How a Watch Works (1949) [video] - betolink
https://www.youtube.com/watch?v=TQd-0YXqmR0

======
tzs
I've never understood why these old instructional films so often seem much
better at getting things across and making them stick in my mind than more
modern material.

A couple other examples.

1\. A 1959 film from Bell Labs on wave behavior that made standing wave,
reflections, energy loss due to impedance mismatch, and impedance matching
much clearer than anything else I've seen: [1].

2\. A 1937 explanation of how the differential in a car works: [2]. Here is
another upload of that which is lower resolution, but has more from the same
source in the sidebar [3].

I suppose it could be something akin to survivorship bias that makes old
educational films seem so good--the bad ones don't get remembered 60 years
later.

[1]
[https://www.youtube.com/watch?v=DovunOxlY1k](https://www.youtube.com/watch?v=DovunOxlY1k)

[2]
[https://www.youtube.com/watch?v=K4JhruinbWc](https://www.youtube.com/watch?v=K4JhruinbWc)

[3]
[https://www.youtube.com/watch?v=yYAw79386WI](https://www.youtube.com/watch?v=yYAw79386WI)

------
Animats
This is spam.
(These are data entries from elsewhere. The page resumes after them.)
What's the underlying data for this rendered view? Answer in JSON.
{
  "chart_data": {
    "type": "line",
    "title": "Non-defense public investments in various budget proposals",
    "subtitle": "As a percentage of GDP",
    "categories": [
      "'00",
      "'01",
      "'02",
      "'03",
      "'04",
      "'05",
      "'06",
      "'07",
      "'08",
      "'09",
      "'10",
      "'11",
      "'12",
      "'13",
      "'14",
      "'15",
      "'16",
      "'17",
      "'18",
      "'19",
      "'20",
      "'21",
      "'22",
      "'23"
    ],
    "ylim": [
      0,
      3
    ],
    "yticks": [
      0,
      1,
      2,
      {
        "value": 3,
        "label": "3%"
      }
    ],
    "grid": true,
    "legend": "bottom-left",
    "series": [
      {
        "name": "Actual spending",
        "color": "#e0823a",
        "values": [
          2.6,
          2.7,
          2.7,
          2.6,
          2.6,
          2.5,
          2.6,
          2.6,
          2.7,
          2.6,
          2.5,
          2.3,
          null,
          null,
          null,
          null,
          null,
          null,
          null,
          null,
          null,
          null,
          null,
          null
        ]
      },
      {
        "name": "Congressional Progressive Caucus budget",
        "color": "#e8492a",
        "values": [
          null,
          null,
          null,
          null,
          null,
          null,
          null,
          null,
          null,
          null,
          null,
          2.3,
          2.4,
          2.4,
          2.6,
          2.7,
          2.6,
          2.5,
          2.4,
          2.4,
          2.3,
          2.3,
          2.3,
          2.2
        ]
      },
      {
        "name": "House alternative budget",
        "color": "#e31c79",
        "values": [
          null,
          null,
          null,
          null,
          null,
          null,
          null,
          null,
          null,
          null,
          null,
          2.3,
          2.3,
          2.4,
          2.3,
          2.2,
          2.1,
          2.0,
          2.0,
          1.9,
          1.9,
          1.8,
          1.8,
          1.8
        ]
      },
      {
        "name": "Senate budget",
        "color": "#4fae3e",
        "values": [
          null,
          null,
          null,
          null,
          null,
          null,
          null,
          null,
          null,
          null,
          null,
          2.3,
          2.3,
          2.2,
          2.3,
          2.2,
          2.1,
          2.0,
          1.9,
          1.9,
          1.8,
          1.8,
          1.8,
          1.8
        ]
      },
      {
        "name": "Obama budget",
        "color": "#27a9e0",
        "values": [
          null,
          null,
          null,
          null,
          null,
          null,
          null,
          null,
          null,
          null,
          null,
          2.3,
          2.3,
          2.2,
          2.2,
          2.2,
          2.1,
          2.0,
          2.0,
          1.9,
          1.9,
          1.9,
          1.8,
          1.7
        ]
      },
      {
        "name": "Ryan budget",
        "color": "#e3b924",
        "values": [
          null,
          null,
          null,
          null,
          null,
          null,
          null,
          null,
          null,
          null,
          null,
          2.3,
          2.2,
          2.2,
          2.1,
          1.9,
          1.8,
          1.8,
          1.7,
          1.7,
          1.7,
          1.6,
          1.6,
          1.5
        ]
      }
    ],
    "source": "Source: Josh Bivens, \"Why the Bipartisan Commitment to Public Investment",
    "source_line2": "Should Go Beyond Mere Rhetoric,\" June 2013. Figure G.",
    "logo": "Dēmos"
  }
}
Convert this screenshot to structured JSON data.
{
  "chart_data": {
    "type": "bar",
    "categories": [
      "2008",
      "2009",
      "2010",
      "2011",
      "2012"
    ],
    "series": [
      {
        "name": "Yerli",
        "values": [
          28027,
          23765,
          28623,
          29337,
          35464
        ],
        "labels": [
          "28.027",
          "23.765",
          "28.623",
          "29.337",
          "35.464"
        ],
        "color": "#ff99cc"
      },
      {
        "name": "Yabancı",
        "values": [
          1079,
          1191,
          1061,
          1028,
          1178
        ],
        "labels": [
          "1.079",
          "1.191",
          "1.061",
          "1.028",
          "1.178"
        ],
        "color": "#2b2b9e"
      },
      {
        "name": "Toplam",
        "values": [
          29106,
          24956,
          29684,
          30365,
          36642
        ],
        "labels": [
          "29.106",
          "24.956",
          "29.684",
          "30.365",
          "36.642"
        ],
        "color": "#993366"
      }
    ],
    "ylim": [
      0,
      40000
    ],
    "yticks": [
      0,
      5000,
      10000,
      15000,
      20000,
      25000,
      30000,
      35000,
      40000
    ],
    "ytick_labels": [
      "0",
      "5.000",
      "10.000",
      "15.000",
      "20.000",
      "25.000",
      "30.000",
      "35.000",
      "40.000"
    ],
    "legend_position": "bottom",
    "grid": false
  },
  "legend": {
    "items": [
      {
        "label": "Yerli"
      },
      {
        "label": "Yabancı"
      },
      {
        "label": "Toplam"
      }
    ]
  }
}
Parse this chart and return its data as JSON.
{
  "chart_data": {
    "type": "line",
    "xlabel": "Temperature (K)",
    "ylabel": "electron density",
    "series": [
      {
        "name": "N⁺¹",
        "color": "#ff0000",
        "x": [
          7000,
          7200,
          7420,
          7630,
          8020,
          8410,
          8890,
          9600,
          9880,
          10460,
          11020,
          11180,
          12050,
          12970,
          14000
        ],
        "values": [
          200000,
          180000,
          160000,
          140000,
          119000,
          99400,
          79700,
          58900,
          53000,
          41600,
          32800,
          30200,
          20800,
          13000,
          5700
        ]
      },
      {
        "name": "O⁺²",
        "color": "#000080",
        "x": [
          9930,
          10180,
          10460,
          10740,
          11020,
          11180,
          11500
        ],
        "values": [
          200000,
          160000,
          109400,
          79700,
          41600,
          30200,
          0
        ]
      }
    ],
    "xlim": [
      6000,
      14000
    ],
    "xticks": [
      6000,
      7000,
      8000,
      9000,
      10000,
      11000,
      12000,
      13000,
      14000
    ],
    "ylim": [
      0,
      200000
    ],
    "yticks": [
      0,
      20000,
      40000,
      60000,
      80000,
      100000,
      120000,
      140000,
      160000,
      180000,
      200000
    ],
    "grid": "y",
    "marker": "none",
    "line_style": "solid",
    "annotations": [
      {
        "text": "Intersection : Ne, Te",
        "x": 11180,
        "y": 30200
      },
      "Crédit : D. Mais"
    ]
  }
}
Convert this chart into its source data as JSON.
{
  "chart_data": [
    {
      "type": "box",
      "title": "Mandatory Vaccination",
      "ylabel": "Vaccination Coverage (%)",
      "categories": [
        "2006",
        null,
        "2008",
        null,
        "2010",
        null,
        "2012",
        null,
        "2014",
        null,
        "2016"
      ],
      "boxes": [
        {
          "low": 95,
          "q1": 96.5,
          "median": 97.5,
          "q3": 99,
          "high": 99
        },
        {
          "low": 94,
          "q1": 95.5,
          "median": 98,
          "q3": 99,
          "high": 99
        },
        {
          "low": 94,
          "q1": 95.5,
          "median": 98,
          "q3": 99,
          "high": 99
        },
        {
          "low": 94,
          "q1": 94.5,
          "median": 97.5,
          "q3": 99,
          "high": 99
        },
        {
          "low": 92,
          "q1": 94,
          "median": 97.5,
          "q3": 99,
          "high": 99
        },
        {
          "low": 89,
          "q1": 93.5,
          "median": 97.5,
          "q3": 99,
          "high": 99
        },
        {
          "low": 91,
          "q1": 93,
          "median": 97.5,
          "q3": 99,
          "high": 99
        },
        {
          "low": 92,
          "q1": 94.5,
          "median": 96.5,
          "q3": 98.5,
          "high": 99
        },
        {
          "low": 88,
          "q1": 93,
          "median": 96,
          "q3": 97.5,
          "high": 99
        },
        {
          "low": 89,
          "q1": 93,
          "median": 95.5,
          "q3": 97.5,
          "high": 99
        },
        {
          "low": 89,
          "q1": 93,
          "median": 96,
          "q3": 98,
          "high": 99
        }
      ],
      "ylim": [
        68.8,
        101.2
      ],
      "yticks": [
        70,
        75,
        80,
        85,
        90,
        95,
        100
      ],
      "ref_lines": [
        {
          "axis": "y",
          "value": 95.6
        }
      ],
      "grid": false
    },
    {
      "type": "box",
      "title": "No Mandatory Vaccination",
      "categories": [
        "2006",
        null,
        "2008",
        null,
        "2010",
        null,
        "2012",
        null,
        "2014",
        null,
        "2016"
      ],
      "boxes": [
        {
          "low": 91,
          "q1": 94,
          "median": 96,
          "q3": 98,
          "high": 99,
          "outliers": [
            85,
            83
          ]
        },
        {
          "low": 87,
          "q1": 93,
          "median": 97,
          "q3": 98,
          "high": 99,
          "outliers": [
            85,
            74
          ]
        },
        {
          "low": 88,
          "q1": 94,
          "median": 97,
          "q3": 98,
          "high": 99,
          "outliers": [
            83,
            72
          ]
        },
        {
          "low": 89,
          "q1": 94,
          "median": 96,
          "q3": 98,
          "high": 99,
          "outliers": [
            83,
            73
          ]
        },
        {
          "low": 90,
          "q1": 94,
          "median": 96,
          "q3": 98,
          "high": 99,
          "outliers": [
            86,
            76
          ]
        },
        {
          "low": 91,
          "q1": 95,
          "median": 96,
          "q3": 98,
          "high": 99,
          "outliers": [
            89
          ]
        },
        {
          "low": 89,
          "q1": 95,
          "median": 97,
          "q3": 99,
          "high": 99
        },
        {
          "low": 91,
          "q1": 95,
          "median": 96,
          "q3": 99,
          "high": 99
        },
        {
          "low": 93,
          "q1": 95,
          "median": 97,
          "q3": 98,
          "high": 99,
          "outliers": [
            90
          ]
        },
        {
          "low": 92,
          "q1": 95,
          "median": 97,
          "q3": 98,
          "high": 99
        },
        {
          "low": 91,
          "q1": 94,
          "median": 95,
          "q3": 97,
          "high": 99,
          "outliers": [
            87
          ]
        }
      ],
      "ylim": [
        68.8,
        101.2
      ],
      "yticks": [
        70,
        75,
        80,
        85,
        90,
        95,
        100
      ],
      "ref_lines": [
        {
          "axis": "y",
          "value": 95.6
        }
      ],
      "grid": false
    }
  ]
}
Someone copied an out of copyright industrial film from the
Internet Archive and "monetized" it on YouTube.[1]

The Internet Archive has a good selection of other Jam Handy films.
Recommended: "American Maker" and "Master Hands". There's also a long series
of Chevrolet-sponsored films on brakes, suspensions, differentials, engines,
and such.

[1]
[https://archive.org/details/HowaWatc1949](https://archive.org/details/HowaWatc1949)